Penggunaan kondom di Kota Bandung cukup banyak. Berdasarkan data, selama 9 bulan pada 2021, 8 ribuan kondom dipakai warga Bandung setiap bulannya untuk program pendukung Keluarga Berencana (KB).
Angka ini merupakan akumulasi yang diperoleh detikJabar dari Dinas Pengendalian Penduduk dan Keluarga Berencana (DPPKB) melalui laman open data Kota Bandung. DPPKB mencatat, dari total 301.057 peserta aktif KB, sebanyak 8 ribuan kondom telah digunakan setiap bulan sepanjang Januari hingga September 2021.

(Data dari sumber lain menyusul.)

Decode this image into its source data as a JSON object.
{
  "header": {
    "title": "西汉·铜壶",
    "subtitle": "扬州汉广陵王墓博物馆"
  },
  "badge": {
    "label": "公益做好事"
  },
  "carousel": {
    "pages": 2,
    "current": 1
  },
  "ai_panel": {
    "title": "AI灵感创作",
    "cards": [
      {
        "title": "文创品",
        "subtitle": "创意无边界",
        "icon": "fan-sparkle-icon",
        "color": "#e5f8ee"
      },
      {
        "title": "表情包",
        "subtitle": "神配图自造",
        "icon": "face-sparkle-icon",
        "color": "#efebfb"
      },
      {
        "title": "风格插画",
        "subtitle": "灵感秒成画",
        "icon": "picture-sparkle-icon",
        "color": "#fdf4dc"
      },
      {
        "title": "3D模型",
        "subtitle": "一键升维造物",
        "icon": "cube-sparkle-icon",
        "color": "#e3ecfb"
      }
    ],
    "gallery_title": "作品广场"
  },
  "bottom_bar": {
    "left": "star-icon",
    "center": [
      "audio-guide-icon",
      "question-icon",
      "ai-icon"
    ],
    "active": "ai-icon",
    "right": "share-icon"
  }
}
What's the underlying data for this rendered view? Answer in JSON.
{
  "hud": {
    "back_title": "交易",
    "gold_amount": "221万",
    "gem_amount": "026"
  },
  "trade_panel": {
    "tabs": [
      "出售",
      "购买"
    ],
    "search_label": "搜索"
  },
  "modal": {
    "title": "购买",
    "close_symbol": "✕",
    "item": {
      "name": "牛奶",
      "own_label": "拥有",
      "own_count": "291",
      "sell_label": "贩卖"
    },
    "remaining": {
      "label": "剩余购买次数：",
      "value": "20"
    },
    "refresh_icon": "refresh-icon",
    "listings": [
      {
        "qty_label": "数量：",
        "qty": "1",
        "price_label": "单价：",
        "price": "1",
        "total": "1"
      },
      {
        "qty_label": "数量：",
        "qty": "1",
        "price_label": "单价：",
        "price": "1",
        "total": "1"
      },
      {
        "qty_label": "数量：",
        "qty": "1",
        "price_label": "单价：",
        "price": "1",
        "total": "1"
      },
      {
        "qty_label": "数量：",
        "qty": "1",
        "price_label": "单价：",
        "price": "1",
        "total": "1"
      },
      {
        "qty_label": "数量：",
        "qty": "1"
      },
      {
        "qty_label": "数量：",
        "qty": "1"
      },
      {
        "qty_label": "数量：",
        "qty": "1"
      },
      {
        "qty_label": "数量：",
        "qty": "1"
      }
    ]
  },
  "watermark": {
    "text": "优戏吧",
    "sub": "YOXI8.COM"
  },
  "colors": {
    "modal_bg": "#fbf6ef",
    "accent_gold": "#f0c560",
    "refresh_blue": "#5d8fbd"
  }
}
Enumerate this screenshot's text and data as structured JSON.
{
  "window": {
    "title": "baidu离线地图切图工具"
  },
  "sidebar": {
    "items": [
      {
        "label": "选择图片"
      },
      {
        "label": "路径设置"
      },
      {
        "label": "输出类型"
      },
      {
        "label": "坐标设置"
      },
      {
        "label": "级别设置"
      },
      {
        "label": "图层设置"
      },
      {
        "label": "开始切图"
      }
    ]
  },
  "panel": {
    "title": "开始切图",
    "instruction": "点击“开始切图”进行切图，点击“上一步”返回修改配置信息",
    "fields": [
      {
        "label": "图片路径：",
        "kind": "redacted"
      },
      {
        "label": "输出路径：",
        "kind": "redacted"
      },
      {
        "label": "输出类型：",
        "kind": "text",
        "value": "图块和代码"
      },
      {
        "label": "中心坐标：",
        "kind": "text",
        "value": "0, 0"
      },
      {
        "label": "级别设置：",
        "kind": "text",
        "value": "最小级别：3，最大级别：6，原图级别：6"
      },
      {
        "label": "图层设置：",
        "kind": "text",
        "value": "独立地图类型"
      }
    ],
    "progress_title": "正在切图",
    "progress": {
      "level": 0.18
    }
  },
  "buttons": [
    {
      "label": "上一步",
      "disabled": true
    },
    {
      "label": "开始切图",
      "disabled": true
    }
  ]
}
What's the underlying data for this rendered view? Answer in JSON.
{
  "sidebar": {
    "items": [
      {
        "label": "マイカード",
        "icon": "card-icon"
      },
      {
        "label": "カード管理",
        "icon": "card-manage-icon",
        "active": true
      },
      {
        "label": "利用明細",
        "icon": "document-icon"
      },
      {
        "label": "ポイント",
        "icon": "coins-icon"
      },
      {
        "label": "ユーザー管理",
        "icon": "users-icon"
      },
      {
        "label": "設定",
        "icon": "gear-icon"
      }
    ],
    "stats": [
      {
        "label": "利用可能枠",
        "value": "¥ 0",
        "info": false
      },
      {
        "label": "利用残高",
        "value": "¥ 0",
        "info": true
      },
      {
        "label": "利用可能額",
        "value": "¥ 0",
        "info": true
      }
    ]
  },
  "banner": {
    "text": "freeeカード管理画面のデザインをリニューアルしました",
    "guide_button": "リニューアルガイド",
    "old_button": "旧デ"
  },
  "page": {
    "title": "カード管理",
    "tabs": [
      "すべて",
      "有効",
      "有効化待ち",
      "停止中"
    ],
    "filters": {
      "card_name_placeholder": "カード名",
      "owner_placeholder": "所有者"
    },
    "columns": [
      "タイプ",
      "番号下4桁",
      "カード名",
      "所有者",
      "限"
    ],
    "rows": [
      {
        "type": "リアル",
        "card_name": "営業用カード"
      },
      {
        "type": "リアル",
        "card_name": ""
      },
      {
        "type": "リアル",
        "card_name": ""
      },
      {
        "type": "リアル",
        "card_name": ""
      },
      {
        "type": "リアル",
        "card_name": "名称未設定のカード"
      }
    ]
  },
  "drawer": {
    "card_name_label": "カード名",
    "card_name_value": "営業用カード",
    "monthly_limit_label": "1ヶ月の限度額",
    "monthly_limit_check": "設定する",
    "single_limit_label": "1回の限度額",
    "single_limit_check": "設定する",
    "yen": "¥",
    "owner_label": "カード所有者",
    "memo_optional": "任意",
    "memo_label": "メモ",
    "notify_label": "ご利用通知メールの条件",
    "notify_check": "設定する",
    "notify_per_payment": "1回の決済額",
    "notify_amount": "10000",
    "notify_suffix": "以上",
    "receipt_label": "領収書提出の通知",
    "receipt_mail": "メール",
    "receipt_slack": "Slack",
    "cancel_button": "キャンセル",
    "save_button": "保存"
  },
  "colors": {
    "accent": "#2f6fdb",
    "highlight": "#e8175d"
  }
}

Adapun rinciannya yaitu pada Januari sebanyak 8.406 kondom, Februari 8.469 kondom, Maret 8.550 kondom dan April 8.534 kondom. Kemudian pada Mei sebanyak 8.558 kondom, Juni 8.709 kondom, Juli 8.876 kondom, Agustus 8924 kondom, serta pada September sebanyak 8.949 kondom.
SCROLL TO CONTINUE WITH CONTENT
Berbicara soal penggunaan kondom, pengalaman menarik datang dari Agus Ramdani (29). Ia sudah empat tahun berprofesi sebagai pengemudi ojek online (ojol). Agus memilih profesi ini setelah habis kontrak dari pekerjaannya di gudang barang elektronik di kawasan Cimahi.
"Sudah empat tahun kerja ojol, sebelumnya bekerja di Miyako bagian gudang di Cimahi. Keluar karena habis kontrak, di sana bekerja sudah dua tahun," kata Agus ditemui di sekitaran Jalan Anggrek, Kota Bandung, Sabtu (30/7/2022).
Agus mengisahkan, selama menjadi ojol ia kerap mendapatkan pesanan di luar aplikasi. Bahkan ada yang nitip dipesankan alat kontrasepsi hingga obat kuat.
"Ada rokok, kondom, tisu magic dan obat kuat juga ada. Biasanya order pas pesan Go-Food, chatting-nya 'bisa nitip kondom atau jamu dan obat kuat'," ungkapnya.
Order di luar aplikasi kerap ia terima. Yang penting Agus memiliki uang lebih sebagai 'dana talang'. Biasanya barang-barang pesanan tersebut dibelinya di minimarket atau toko jamu.
"Beli di minimarket paling mahal bisa sampai Rp 50 ribu. Miras pernah, kondom dan tisu magic juga ada," ucapnya.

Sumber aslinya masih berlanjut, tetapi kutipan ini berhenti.